Nicole was working as a technical assistant in rural northern Alberta. She was helping get a catheter into a pretty frisky cat for surgery, there was a miscommunication between her and the technician, and she ended up getting bit in the finger. The bite went into the tendon of her finger and began to swell immediately. She began to feel nauseous; she was hot and cold and felt achy all over. If she had left it untreated, she would have lost her finger, and possibly her hand!
13 hours after she got bit she went into surgery. They took samples from her finger to do a bacterial culture test, and what usually grows in a few days grew in only a few hours. The doctor cut open her finger to relieve the swelling. Once the swelling went down, they sutured her finger back up.

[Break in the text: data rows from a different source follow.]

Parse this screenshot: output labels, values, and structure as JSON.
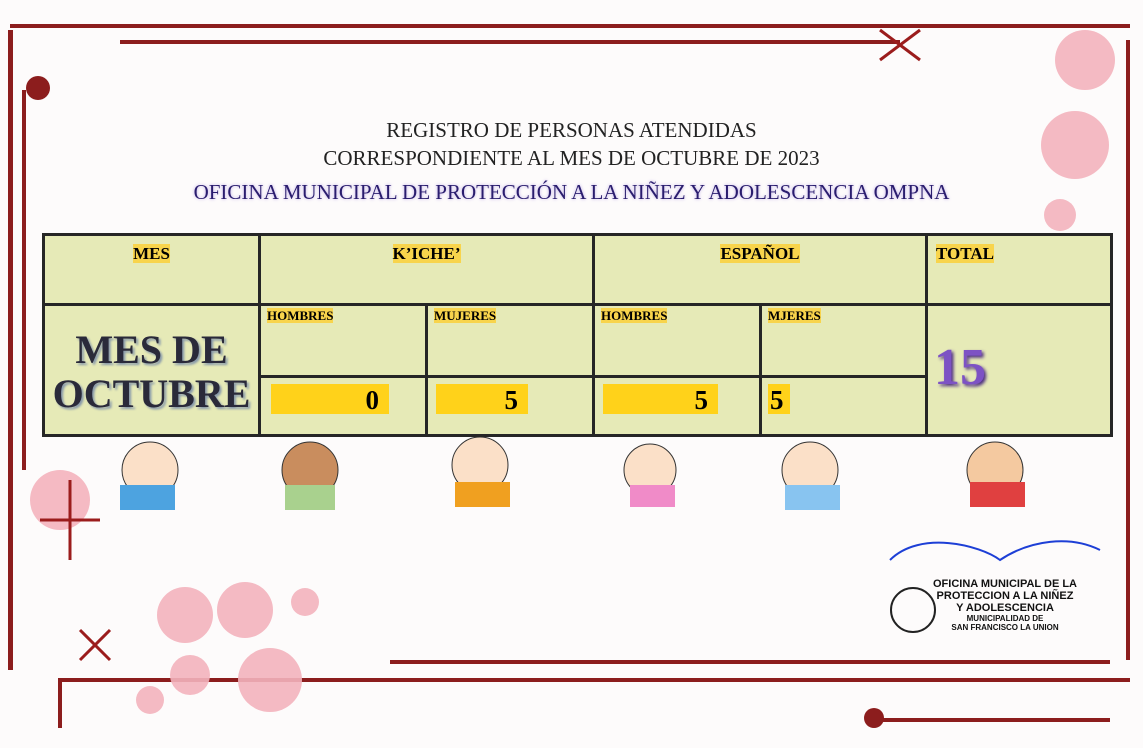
{
  "header": {
    "lines": [
      "REGISTRO DE PERSONAS ATENDIDAS",
      "CORRESPONDIENTE AL MES DE OCTUBRE DE 2023",
      "OFICINA MUNICIPAL DE PROTECCIÓN A LA NIÑEZ Y ADOLESCENCIA OMPNA"
    ]
  },
  "table": {
    "headers": [
      "MES",
      "K’ICHE’",
      "ESPAÑOL",
      "TOTAL"
    ],
    "subheaders": [
      "HOMBRES",
      "MUJERES",
      "HOMBRES",
      "MJERES"
    ],
    "month_lines": [
      "MES DE",
      "OCTUBRE"
    ],
    "values": [
      0,
      5,
      5,
      5
    ],
    "total": 15
  },
  "stamp": {
    "lines": [
      "OFICINA MUNICIPAL DE LA",
      "PROTECCION A LA NIÑEZ",
      "Y ADOLESCENCIA",
      "MUNICIPALIDAD DE",
      "SAN FRANCISCO LA UNION"
    ]
  }
}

However, that wasn’t the end of the story for her, because the bacteria in a cat’s mouth is so dirty she had to get IV antibiotics and required a SECOND surgery because the swelling in her finger would not go down.
She stayed in the hospital for five days, once she got out she had to go back to the hospital for two weeks and get IV antibiotics every day.
Now not every cat but will do this, and every person will react differently to cat bites, but ALL cat bites should be taken seriously!
Why are cat bites so dangerous? A cat can be very harmful because when they puncture your skin, their teeth barb under your skin and leave a very small opening for the bacteria to get out.
So what should you do if you get bit?
- Make the bite bleed, as weird as it sounds you want to make yourself bleed to help push all the bacteria out of the bite wound
- Wash very well with antibacterial soap or sea salt
- Take yourself to a walk-in clinic or hospital, and they will assess if you need antibiotics, it is important to take this step because you never know what will happen, it could take days or just minutes for your body to react to a bite.
If your pet gets bit by a feisty feline, you should take them in to see your vet, because cat bites can lead to abscesses, infections and many other things. The moral of this story is, you should take every bite seriously, no matter how small it may seem.